Immersive reality solution providers offer a variety of fundamental and foundational technologies required to run industrial enterprise metaverses, including virtual reality space convergence, communications and computing infrastructure, and security and privacy.

Virtual reality space convergence

Ultra-low latency high fidelity rendering: Low latency is extremely critical to provide an immersive experience in a metaverse. AR/VR partners provide unparalleled realism of environments by leveraging ultra-low latency remote rendering on cloud/on premise in full fidelity and wirelessly streaming the solution to affordable commercial-off-the-shelf (COTS) devices in the form of head-mounted displays (HMDs), tablets, and desktop computers.

High-precision 3D AI-based spatial mapping: Uses high-fidelity remote spatial mapping with high-fidelity 3D scene reconstruction, scene segmentation, and 3D object recognition using 3D vision and deep learning-based AI with precise fusion of the real and virtual worlds to merge the real world and virtual worlds.

Game engines: Consumer game engines have limitations in that they can handle only a metaverse that can fit in a single server. The metaverse will be ever-growing as more digital twins are created to simulate real objects in the virtual world. The right AR/VR partners have created a data-centric simulation engine that scales for any complexity of metaverse.

Communications and computing infrastructure

Cloud computing/edge computing: Industrial enterprises will subscribe to multi-cloud, edge cloud. Depending on different factors like data sensitivity, latency, and cost, different parts of the metaverse need to be run at different cloud/edge locations in a distributed manner. AR/VR partners automate running the metaverse for industrial enterprise.

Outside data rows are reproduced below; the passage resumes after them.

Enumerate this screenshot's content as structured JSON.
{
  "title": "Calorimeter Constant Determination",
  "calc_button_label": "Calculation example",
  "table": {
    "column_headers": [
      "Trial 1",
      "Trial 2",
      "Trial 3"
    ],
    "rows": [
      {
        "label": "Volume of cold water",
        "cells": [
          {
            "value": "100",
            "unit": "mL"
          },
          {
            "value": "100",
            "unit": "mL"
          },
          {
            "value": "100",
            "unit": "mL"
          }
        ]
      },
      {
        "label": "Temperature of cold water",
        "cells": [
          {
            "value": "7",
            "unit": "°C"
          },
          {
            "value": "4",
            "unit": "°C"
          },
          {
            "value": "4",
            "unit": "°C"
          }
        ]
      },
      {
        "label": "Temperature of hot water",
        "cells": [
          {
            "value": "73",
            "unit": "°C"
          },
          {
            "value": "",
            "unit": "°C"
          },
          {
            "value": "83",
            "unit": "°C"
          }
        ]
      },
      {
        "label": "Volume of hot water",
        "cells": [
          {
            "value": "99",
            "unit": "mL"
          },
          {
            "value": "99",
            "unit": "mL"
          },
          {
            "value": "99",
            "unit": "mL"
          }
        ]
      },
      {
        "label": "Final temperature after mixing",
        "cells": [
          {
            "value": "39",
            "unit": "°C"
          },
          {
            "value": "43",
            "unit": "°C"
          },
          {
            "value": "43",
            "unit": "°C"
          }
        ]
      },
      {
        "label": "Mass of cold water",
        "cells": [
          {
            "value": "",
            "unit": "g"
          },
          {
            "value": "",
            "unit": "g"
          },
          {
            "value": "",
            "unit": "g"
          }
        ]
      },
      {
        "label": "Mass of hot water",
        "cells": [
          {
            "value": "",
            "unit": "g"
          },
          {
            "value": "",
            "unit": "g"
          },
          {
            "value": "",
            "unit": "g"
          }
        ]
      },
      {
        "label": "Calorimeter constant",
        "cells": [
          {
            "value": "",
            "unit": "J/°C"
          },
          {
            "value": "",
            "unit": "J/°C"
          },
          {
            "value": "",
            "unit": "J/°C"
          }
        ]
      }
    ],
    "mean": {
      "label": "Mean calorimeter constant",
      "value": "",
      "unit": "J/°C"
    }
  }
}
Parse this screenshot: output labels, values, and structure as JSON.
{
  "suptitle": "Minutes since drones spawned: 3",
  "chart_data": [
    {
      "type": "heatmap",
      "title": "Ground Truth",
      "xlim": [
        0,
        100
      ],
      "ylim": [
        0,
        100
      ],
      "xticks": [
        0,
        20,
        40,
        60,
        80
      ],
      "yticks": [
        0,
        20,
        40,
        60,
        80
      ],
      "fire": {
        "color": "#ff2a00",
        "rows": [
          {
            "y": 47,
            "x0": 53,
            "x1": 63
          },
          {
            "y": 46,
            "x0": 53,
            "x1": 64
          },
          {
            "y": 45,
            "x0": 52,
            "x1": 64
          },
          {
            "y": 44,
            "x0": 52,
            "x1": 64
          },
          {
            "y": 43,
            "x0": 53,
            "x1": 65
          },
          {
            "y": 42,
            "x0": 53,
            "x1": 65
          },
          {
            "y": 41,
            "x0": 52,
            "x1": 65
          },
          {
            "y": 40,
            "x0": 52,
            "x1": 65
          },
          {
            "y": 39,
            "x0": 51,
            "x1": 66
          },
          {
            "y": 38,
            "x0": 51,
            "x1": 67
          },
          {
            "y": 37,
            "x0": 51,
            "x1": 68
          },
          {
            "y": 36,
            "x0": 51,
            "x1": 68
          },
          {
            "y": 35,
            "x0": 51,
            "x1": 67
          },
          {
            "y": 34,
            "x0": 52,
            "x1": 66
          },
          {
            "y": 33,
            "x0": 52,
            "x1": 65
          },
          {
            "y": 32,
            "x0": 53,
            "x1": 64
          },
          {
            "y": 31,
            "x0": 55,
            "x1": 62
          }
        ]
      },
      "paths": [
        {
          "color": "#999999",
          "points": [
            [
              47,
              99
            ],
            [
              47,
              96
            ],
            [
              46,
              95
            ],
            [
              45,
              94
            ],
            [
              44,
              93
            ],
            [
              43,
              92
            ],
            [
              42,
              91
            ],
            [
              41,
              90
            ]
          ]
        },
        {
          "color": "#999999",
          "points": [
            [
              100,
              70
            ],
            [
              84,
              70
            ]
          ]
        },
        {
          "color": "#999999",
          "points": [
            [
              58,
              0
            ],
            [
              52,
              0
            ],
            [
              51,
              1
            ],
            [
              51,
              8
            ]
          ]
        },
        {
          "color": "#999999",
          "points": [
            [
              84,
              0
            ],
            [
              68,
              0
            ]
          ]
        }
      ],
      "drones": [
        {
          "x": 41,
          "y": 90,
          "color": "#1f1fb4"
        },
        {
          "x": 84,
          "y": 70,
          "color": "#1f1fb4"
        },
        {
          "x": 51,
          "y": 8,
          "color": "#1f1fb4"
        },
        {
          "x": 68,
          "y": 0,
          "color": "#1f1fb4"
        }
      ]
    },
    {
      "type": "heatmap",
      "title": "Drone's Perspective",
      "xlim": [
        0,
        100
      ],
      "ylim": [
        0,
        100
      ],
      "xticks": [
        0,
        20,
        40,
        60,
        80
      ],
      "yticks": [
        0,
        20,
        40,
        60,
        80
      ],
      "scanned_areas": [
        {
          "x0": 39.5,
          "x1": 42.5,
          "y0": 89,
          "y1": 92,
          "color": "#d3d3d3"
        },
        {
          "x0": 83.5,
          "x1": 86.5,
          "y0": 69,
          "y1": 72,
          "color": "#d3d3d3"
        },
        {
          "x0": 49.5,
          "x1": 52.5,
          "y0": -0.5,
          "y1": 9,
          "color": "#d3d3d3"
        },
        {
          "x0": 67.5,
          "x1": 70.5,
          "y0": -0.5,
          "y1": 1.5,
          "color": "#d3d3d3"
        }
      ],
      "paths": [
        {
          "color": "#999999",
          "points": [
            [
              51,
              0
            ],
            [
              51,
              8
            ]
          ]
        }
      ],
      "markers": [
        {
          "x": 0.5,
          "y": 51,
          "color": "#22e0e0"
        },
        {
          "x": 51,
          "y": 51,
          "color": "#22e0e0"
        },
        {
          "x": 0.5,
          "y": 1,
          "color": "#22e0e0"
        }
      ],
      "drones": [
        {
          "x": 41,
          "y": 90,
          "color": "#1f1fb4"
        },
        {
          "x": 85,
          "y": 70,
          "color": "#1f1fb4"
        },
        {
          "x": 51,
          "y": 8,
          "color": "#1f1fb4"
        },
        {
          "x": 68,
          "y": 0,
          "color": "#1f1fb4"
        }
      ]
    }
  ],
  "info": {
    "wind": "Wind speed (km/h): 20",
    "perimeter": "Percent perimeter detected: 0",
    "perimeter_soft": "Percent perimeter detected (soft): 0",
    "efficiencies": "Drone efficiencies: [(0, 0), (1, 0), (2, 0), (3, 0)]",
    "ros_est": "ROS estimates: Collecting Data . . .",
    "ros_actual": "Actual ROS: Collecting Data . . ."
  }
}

Messaging framework: In a distributed metaverse there is a need to update the metaverse at global scale so users can collaborate seamlessly. AR/VR partners have messaging framework updates distributed to the metaverse at global scale.

Security and privacy

Security and privacy are among the biggest issues facing today’s world. Since the metaverse has digital twins as an integral part, it will have much richer data. Security and privacy in the metaverse cannot be solved by traditional security tools, so AR/VR partners have built tools that handle the security and privacy related to digital twins.

Conclusion

The metaverse is going to be important for all businesses, enterprises, and consumers. Today, people and employees can only experience the internet when they log online using their computer or mobile device, but with new connectivity, devices, and technologies powered by immersive mixed reality, we will be able to experience the internet all around every single day.